Il Capitolo che mancava

Martina apre la libreria Capitolo 7 a Barberino di Mugello perché sentiva la mancanza di uno spazio culturale nel suo paese. Grazie alle esperienze con il Mugello Comics, ha realizzato il suo sogno di creare un luogo vivo e accogliente per gli amanti dei libri.

Perché una ragazza decide di aprire una libreria… a Barberino di Mugello?

"Perché non c’era": risponde Martina, che il 16 aprile 2022 apre le porte della libreria Capitolo 7. In realtà la libreria non nasce quel giorno, "ma molto, molto prima, forse quando ancora non me ne rendevo nemmeno conto": aggiunge Martina. Lei a diciotto anni non vedeva l’ora di andarsene, da Barberino, un paese dal quale si era tenuta sempre alla larga. "Mi conoscevano in pochi, tanto che quando ho aperto la libreria pensavano tutti che venissi da Borgo San Lorenzo – il paese più ‘cittadino’ del Mugello, per intendersi - il che faceva sembrare tutto ancora più strano, quasi sospetto: una ragazza di Borgo che viene ad aprire una libreria a Barberino… Mah, che è grulla? E invece no. Sorpresa. Sono barberinese. Ancora più grulla, avranno detto".

Insomma, a Martina, una libreria a Barberino mancava. Per anni ha fantasticato passeggiando per il paese, guardando le vetrine dei fondi sfitti, immaginandosi a sistemare libri tra gli scaffali. Fantasticavo e si diceva: "tanto non succederà mai". Non aveva però abbandonato l’idea di lavorare tra i libri, appena trovava un annuncio in qualche libreria si presentava… "Ma niente, i colloqui sono sempre andati tutti male". Poi è arrivato il Mugello Comics. L’associazione che lo organizzava stava cercando volontari… "Mi unii al gruppo e fu un colpo di fulmine. Mi si aprì un mondo. Scoprii che nel Mugello si nascondevano un sacco di realtà pazzesche, uno studio di animazione, una casa editrice di fumetti, un sacco di illustratori e fumettisti che lavorano anche per l’estero… Capitolo 7 nasce da questo. Da tutti le persone che ho incrociato". Un bel giorno ecco un segno del destino: un fondo enorme. Bellissimo. Proprio sotto la vecchia casa di sua nonna, dove aveva passato l’intera infanzia. Angolo "via del Paradiso". Il posto era perfetto per quello che Martina aveva in mente: "Una libreria che mettesse insieme tutte le mie esperienze, che facesse incrociare tutte le strade. Uno spazio vivo. Uno spazio a disposizione".

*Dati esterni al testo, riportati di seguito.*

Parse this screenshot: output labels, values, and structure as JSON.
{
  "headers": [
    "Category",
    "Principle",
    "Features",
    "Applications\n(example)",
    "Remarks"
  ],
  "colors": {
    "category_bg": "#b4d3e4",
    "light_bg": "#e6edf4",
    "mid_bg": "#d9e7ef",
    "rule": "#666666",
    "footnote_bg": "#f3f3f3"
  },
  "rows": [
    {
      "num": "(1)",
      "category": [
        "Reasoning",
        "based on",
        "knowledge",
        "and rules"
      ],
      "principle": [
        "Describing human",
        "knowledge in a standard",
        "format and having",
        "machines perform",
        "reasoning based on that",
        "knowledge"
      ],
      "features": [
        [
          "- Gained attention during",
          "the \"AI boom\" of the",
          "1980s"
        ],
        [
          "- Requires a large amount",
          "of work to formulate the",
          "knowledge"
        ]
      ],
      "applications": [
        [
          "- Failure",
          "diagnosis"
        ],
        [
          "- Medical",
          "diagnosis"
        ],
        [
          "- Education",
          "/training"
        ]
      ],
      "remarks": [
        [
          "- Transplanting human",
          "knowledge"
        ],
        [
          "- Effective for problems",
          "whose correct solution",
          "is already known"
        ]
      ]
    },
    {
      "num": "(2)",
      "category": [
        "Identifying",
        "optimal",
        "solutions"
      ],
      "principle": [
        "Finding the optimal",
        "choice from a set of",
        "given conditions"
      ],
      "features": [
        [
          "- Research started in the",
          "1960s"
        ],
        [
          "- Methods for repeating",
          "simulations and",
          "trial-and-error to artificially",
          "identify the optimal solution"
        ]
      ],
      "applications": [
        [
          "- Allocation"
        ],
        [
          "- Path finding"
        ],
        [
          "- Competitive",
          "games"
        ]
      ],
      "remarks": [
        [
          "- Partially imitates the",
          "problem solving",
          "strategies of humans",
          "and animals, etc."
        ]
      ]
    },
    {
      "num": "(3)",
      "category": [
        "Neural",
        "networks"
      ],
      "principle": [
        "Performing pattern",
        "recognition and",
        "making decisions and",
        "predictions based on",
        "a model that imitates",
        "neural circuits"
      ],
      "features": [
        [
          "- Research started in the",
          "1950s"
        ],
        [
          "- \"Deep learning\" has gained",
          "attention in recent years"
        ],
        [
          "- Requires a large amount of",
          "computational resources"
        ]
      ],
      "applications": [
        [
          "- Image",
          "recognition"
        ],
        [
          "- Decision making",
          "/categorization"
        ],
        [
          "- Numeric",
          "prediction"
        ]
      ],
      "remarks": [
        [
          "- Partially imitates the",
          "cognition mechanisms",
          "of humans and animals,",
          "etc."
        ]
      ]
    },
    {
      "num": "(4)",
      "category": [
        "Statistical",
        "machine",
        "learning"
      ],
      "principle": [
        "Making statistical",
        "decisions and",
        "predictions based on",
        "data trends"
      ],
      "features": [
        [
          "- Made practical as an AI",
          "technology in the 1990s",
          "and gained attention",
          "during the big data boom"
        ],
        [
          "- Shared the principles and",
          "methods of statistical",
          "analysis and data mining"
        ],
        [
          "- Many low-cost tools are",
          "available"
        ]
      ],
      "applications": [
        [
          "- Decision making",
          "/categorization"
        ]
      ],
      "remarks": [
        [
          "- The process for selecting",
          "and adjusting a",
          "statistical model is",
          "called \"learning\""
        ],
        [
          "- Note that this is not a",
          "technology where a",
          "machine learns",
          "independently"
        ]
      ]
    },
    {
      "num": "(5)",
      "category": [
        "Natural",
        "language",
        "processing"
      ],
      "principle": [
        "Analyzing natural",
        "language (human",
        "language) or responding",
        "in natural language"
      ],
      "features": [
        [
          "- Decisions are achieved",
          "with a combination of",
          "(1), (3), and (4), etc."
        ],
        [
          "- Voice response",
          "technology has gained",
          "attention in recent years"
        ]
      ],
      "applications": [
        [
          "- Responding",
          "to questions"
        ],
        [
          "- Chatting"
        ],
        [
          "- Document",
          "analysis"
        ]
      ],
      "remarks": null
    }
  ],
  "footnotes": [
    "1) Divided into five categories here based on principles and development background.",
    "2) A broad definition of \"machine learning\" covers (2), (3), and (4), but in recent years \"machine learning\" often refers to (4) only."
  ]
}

Il nome della libreria, Capitolo 7, viene da un libro, che si intitola "Rajuela. Il gioco del mondo" di Julio Cortázar, uno scrittore e poeta argentino che Martina che ama molto. "E il capitolo 7, in quel libro, è un capitolo brevissimo, ma di un’intensità e di una poesia uniche". Martina ha scoperto di non essere l’unica a cui mancava una libreria a Barberino. "Ogni volta che qualcuno entra o sceglie di tornare, di passare in libreria il proprio tempo, di restare, mi sembra sempre un piccolo miracolo".